追伸:一昨日(12月17日)、県内の新規感染者が全国最多の52名(うち30名は桐生市内の某工場でのクラスター関連)になったことを受けて、知事の臨時会見を開いた。感染の現状と今後の対応を説明するためだ。

 冒頭、県として反省すべき点に言及した。それは、クラスターの「芽」(兆候)が見られた初期の段階で、事業者にもっと協力を求め、県としてより速く広めにPCR検査を実施すべきだったということだ。それが出来ていれば、感染の拡大を防ぐことが出来たのではないかと感じている。この点に関しては、15日に行った医療関係者との意見交換の場でも指摘されていた。

 改めて分かったのは、こうした対応を的確かつ迅速に行うためには、事業主の方々の協力が不可欠だということだ。その観点からすると、今回のケースでは、県と事業主の間の初動対応でのコミュニケーションが、明らかに不足していた。そのことで、感染が拡大してしまった可能性が高い。
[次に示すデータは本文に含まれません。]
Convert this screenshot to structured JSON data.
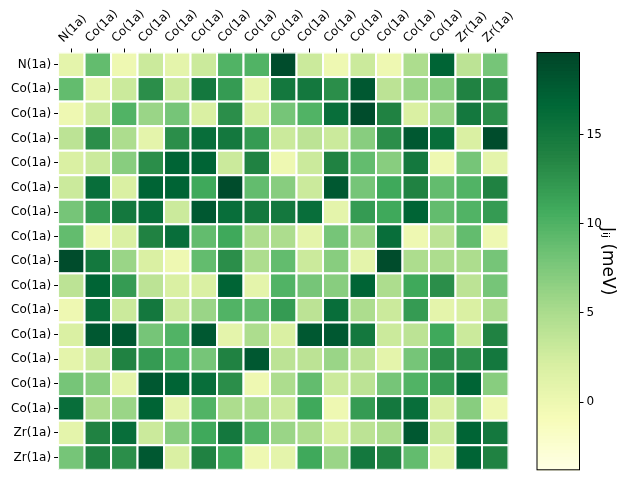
{
  "chart_data": {
    "type": "heatmap",
    "x": [
      "N(1a)",
      "Co(1a)",
      "Co(1a)",
      "Co(1a)",
      "Co(1a)",
      "Co(1a)",
      "Co(1a)",
      "Co(1a)",
      "Co(1a)",
      "Co(1a)",
      "Co(1a)",
      "Co(1a)",
      "Co(1a)",
      "Co(1a)",
      "Co(1a)",
      "Zr(1a)",
      "Zr(1a)"
    ],
    "y": [
      "N(1a)",
      "Co(1a)",
      "Co(1a)",
      "Co(1a)",
      "Co(1a)",
      "Co(1a)",
      "Co(1a)",
      "Co(1a)",
      "Co(1a)",
      "Co(1a)",
      "Co(1a)",
      "Co(1a)",
      "Co(1a)",
      "Co(1a)",
      "Co(1a)",
      "Zr(1a)",
      "Zr(1a)"
    ],
    "cells": [
      [
        1,
        9,
        0,
        3,
        1,
        3,
        10,
        10,
        19,
        3,
        0,
        3,
        0,
        5,
        17,
        4,
        8
      ],
      [
        9,
        1,
        3,
        13,
        3,
        15,
        12,
        1,
        15,
        15,
        13,
        18,
        4,
        6,
        7,
        14,
        13
      ],
      [
        0,
        3,
        10,
        6,
        8,
        2,
        13,
        2,
        8,
        10,
        16,
        19,
        14,
        2,
        6,
        15,
        13
      ],
      [
        4,
        13,
        5,
        1,
        13,
        16,
        15,
        12,
        3,
        4,
        3,
        7,
        13,
        18,
        16,
        2,
        19
      ],
      [
        2,
        3,
        7,
        13,
        17,
        17,
        3,
        14,
        0,
        3,
        14,
        9,
        7,
        15,
        0,
        8,
        1
      ],
      [
        3,
        16,
        2,
        17,
        17,
        11,
        19,
        9,
        7,
        3,
        18,
        8,
        11,
        14,
        9,
        10,
        14
      ],
      [
        8,
        12,
        15,
        16,
        3,
        18,
        16,
        15,
        15,
        16,
        1,
        12,
        11,
        17,
        9,
        10,
        12
      ],
      [
        9,
        0,
        2,
        14,
        16,
        9,
        11,
        5,
        5,
        1,
        8,
        6,
        16,
        0,
        4,
        9,
        0
      ],
      [
        19,
        15,
        6,
        2,
        0,
        9,
        13,
        5,
        9,
        3,
        7,
        1,
        19,
        5,
        5,
        5,
        8
      ],
      [
        4,
        17,
        12,
        4,
        2,
        2,
        17,
        1,
        10,
        8,
        7,
        17,
        5,
        11,
        13,
        4,
        8
      ],
      [
        0,
        16,
        3,
        15,
        3,
        6,
        10,
        9,
        12,
        4,
        16,
        5,
        3,
        12,
        1,
        2,
        5
      ],
      [
        2,
        18,
        18,
        8,
        10,
        18,
        1,
        5,
        2,
        18,
        18,
        15,
        3,
        4,
        11,
        3,
        14
      ],
      [
        1,
        3,
        14,
        12,
        10,
        8,
        14,
        18,
        4,
        4,
        6,
        4,
        1,
        8,
        13,
        13,
        15
      ],
      [
        8,
        7,
        1,
        18,
        17,
        16,
        13,
        0,
        5,
        9,
        3,
        4,
        8,
        10,
        12,
        17,
        7
      ],
      [
        16,
        5,
        6,
        17,
        1,
        10,
        5,
        5,
        3,
        11,
        0,
        12,
        15,
        16,
        2,
        7,
        0
      ],
      [
        1,
        14,
        16,
        3,
        7,
        11,
        15,
        10,
        6,
        5,
        2,
        4,
        5,
        18,
        3,
        17,
        15
      ],
      [
        8,
        14,
        13,
        18,
        2,
        14,
        11,
        0,
        1,
        11,
        6,
        15,
        14,
        9,
        1,
        17,
        14
      ]
    ],
    "color": "YlGn",
    "colorbar": {
      "label": "Jᵢⱼ (meV)",
      "lim": [
        -3.8,
        19.6
      ],
      "ticks": [
        0,
        5,
        10,
        15
      ]
    },
    "grid": false
  }
}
 上記の反省を踏まえ、一昨日、県内57の業界団体を通じ、事業者の方々に対し、「感染者が発生した場合の疫学調査に対する協力」などについて、群馬労働局長と知事との連名で文書を発出させていただいた。通知の中では、「感染防止対策の徹底」、「ワクチン接種の勧奨」、「保健所の疫学調査への協力」をお願いしている。

 前述したように、感染者のワクチン接種状況を見ると、ワクチン未接種の人の感染が目立っている。事業者の皆さまには、従業員の方々に対する「ワクチン接種の勧奨」を今一度、お願いしたい。
 
 加えて言うと、派遣会社や請負会社を通じて、人を受け入れている場合でも、派遣元の事業主を通じて、ワクチン接種を促していただくよう、重ねてお願いしたい。

 県としても、引き続き市町村と連携しながら、1人でも多くの方にワクチンを接種いただけるよう、きめ細やかな情報発信を行っていきたいと考えている。

 特に、本県は、他県に比べて多くの外国籍県民が暮らしている。現状、多くの外国籍県民の方々にワクチンを接種していただいているのものの、言葉の壁があるために情報が伝わりにくいという状況があることは事実だ。

 このため、これまでも、ベトナム・ネパール大使館等と連携した取組を進めてきた。今後も、多言語での発信、企業やキーパーソンとの連携など、様々な方法で、外国籍の人たちへの働きかけを強化していく。

 早速、3日前から接種を呼びかける新たな情報を、SNSや、地元のキーパーソン等を通じて発信している。また、地元市町村との話し合いの場を設け、さらなる対策についても検討を実施中だ。

 繰り返しになるが、職場でのクラスターを早期に検知、収束させるためには、事業者の協力が必要不可欠だ。県内事業者の皆さん、是非とも、この点をご理解いただき、万一、事業所内で感染者が確認された場合には、保健所の調査に、積極的にご協力いただきますよう、重ねてお願いを申し上げます!